Wangerooge - Im Jahr 2012 hat die Vogelschutzwarte des Mellumrats auf Wangerooge 54 verschiedene Brutvogelarten gezählt. Laut Brutvogelbericht von Geschäftsführer Mathias Heckroth waren die Stationen auf Wangerooge durchgängig mit übers Jahr verteilt insgesamt 18 Personen besetzt.
Nachdem 2011 das Gelege eines Löfflerpaars durch Hochwasser verloren gegangen war, wurde diese Art 2012 lediglich gesichtet.
Verglichen mit dem Vorjahr hat sich der Bestand des Kiebitzes mit 28 Brutpaaren erneut fast halbiert (2011: 53, 2010: 55, 2009: 59, 2008: 70).
In diesem Jahr wurden drei Kiebitze beringt, damit sind insgesamt 18 Vögel farbig beringt. Zwei der 2011 beringten Kiebitze wurden dieses Jahr als Brutvögel auf Wangerooge wieder beobachtet.

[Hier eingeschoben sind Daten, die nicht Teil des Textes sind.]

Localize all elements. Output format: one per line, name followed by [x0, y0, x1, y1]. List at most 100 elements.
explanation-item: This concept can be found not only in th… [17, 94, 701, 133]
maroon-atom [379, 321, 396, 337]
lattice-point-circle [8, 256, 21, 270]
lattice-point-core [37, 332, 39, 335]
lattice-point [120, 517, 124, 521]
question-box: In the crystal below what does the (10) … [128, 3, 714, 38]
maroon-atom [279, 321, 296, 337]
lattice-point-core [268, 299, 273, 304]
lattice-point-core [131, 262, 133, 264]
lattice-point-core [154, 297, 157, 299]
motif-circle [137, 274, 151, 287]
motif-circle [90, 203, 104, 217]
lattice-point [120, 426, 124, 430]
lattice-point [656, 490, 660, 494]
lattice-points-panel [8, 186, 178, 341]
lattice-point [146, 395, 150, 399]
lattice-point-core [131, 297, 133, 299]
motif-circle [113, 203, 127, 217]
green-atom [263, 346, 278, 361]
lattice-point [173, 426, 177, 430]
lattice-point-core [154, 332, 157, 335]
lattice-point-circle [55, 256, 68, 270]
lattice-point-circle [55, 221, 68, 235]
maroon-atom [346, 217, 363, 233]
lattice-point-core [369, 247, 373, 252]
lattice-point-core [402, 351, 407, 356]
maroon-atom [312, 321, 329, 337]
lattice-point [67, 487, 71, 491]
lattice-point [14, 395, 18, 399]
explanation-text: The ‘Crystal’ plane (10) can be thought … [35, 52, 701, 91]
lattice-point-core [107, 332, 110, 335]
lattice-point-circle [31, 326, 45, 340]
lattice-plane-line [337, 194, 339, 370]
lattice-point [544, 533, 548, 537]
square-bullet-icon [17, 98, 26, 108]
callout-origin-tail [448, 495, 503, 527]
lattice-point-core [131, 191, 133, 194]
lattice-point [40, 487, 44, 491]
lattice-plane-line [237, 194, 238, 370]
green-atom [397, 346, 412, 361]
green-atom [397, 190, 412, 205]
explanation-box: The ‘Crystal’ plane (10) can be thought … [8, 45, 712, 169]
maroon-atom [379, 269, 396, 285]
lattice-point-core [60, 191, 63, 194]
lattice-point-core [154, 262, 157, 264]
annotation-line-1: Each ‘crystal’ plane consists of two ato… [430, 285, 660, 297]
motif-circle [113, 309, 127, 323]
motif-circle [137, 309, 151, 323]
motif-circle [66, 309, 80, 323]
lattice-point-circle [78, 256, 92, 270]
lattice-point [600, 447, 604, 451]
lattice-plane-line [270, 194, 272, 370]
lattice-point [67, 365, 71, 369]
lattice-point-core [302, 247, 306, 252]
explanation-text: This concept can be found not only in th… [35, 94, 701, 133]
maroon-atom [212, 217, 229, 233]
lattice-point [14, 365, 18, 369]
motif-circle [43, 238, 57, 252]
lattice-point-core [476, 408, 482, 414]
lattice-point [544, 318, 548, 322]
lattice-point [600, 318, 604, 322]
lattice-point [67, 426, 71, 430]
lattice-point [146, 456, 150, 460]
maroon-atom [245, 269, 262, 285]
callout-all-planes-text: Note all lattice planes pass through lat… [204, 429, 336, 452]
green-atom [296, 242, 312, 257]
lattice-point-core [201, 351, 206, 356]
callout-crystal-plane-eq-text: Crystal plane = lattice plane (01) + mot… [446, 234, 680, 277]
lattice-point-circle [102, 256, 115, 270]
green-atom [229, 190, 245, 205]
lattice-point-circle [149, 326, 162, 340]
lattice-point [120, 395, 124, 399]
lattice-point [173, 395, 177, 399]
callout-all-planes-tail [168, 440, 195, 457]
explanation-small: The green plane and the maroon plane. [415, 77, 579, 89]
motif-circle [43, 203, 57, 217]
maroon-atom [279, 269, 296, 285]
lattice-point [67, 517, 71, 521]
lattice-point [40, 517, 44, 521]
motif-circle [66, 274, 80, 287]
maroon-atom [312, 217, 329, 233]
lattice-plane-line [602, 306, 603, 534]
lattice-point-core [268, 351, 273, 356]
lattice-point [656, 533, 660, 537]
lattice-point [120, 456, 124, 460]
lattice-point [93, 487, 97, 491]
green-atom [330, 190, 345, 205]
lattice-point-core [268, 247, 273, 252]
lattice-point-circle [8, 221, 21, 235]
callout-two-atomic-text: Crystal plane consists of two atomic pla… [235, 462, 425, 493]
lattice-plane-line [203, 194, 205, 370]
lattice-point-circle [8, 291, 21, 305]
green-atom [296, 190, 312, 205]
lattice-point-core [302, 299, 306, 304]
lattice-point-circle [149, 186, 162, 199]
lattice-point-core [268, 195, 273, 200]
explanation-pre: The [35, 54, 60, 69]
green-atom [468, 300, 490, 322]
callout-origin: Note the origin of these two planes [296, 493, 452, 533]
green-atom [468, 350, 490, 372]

Bei der Uferschnepfe ist der Bestand mit zwölf Brutpaaren ebenfalls deutlich gesunken (2011: 19, 2010: 29, 2009: 23, 2008: 24). Auch beim Austernfischer gehen die Bestände weiter zurück. Sandregenpfeifer und Zwergseeschwalbe wurden lediglich gesichtet – „hier führten sicherlich Arealverluste durch Sturmfluten zum Ausbleiben der Brut“, so Heckroth.
Weitere Brutvogelarten waren unter anderem Nonnengans (5 Brutpaare), Sumpfohreule (1) und Kornweihe (1). Im Rahmen des Projekts „Kornweihen im Nationalpark Niedersächsisches Wattenmeer – Entwicklung eines Schutzkonzepts“, gefördert durch die Nationalparkverwaltung und die Niedersächsische Ornithologische Vereinigung, wurden drei junge Kornweihen farbig beringt.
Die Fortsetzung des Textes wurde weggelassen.